Monitor and Safeguard Your Data Quality

4 mins

Overview

After carefully planning and prototyping, researchers can begin the actual data collection. It is important to note that the data collection process is best considered “work-in-progress.” Thus, researchers need to remain agile and adapt the code where required. Here we outline the 10 most common data quality issues and how you can resolve them.

10 Common Issues

1. It cannot be verified whether all the data that should have been collected was indeed collected.

  • Log each web request (i.e., URL call), along with response status codes, timestamps of when the collection was started, and when the request was made.
  • Save raw HTML websites, along with the parsed data, and compare them.

2. The data collection has been interrupted or stopped unexpectedly.

  • Verify timestamps in log files or content of parsed data to gauge severity.
  • Try to identify and fix the cause of the interruption.
  • Record issues in a logbook (e.g., in the documentation) and notify potential users of the data.
  • Set up a monitoring tool to timely alert you to any future issues.
  • Move data collection to a more stable environment (e.g., a cloud computer rather than a local office PC).

3. It is cumbersome/takes a lot of time to conduct quality checks.

  • Automatically generate reports on data quality (e.g., using RMarkdown).
  • Automate data preparation workflows.

4. The data collection takes place in a highly dynamic environment.

  • Monitor the data collection environment (e.g., subscribe to the focal firm’s blog, keep an eye on the websites of related firms, etc., to identify any additional data that needs to be captured). Record any important events in the documentation.

5. The data collection breaks frequently.

  • Choose more stable data selectors (e.g., CSS is less stable than HTML tag words; “English” class names may be better than cryptic class names, etc.).
  • Make use of error handling to avoid interruptions (e.g., try and except in Python), but do not blindly ignore any error.
  • Store raw HTML files, along with parsed data for recovery of data.
  • Consider using an API (over web scraping).

6. The data collection is unexpectedly slow.

  • Check whether you obey the retrieval limit or fair use policy and implement timers/pauses where possible.
  • Check for traces of being banned/blocked/slowed down by the website (e.g., by investigating the retrieved content).
  • Notify data provider(s) about potential bandwidth issues (e.g., in the case of using a provider’s API).
  • Update the technically feasible retrieval limit, and re-calculate desired sample size, extraction frequency, etc.

7. Fewer data than expected is retrieved.

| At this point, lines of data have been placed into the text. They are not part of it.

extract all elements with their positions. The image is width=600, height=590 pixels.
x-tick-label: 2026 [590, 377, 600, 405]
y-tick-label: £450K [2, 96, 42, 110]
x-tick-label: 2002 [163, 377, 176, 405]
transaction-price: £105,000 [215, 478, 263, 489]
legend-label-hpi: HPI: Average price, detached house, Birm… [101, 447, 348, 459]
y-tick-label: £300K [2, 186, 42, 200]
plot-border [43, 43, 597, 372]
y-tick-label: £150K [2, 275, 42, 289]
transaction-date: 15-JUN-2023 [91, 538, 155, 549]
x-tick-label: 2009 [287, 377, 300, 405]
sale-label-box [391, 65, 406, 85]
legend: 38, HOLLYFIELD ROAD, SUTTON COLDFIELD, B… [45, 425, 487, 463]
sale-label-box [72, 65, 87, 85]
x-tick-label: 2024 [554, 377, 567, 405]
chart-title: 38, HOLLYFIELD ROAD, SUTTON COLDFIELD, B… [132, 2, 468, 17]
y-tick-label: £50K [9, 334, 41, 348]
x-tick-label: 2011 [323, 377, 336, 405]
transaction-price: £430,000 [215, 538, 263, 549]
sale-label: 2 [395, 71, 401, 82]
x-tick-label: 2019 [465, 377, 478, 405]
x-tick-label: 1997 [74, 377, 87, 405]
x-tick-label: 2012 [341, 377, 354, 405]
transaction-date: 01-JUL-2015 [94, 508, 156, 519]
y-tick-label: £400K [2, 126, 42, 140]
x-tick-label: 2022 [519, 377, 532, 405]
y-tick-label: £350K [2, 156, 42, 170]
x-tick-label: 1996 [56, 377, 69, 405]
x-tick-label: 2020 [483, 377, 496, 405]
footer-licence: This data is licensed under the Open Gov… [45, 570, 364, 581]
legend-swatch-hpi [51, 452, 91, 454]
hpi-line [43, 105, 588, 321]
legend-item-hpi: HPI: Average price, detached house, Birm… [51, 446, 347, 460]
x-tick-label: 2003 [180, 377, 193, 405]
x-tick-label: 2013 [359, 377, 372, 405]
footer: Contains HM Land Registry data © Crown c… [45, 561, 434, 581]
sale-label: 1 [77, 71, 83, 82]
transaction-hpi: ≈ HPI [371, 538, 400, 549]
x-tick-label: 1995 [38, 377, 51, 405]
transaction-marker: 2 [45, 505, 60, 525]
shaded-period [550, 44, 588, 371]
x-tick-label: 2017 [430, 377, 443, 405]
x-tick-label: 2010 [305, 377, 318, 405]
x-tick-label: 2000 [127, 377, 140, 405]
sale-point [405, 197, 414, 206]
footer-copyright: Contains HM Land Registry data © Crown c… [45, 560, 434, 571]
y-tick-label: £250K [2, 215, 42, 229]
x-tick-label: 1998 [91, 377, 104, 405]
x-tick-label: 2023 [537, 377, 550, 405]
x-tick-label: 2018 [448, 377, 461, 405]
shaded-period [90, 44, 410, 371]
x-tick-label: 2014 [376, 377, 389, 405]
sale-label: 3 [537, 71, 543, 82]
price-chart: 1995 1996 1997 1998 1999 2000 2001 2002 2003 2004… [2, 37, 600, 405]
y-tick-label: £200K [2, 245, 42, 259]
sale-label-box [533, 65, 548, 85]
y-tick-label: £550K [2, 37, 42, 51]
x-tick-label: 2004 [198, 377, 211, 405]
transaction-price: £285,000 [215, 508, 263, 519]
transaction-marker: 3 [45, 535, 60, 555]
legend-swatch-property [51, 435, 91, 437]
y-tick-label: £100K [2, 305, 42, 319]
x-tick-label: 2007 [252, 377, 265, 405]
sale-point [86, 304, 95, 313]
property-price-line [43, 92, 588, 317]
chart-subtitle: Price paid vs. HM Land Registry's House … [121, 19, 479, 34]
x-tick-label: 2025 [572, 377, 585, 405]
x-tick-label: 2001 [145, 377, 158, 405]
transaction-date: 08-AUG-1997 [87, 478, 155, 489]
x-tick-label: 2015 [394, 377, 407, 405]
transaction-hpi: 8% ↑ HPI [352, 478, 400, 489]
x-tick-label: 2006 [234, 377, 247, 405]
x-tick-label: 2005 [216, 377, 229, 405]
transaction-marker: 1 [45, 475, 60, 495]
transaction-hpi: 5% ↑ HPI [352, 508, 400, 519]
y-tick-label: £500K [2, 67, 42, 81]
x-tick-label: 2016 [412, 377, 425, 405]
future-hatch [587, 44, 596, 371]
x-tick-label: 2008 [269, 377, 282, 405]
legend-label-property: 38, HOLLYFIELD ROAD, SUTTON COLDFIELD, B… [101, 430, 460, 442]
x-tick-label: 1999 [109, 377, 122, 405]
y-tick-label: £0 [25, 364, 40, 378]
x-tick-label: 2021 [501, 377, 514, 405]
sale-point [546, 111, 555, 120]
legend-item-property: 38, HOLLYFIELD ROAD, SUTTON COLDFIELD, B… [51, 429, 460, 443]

  • Check for any time-outs and erroneous server responses.
  • Verify that the extraction software is suitable for the type of data source (e.g., static vs. dynamic websites).
  • Store raw HTML files of websites or JSON response of an API during the data collection, inspect what data is available in the raw data, and verify it has been parsed correctly.

8. Disk space is exceeded, or many files are generated.

  • Move data to a remote file location (potentially zip files before uploading them to save bandwidth, e.g., every day).
  • Make use of external databases (e.g., by the university or in the cloud).

9. The computer, which collects the data, crashes.

  • Verify whether the computer has had an uninterrupted power supply (and ask University to place the computer on a secure power line or notify you about planned power outages).
  • Move scraping software to the cloud, and implement checks that data collection runs.

10. Cloud service provider bills exceed projected costs.

  • Verify that computing resources are appropriate (e.g., downscale servers on which collection scripts run, verify that database runs optimally). Consider the costs of data transfer.
  • Verify whether any backup data can be moved to a different location or placed in a glacier for which lower storage costs will be charged.
  • Consider writing data to files after collection, rather than keeping them in an actively running database in the cloud.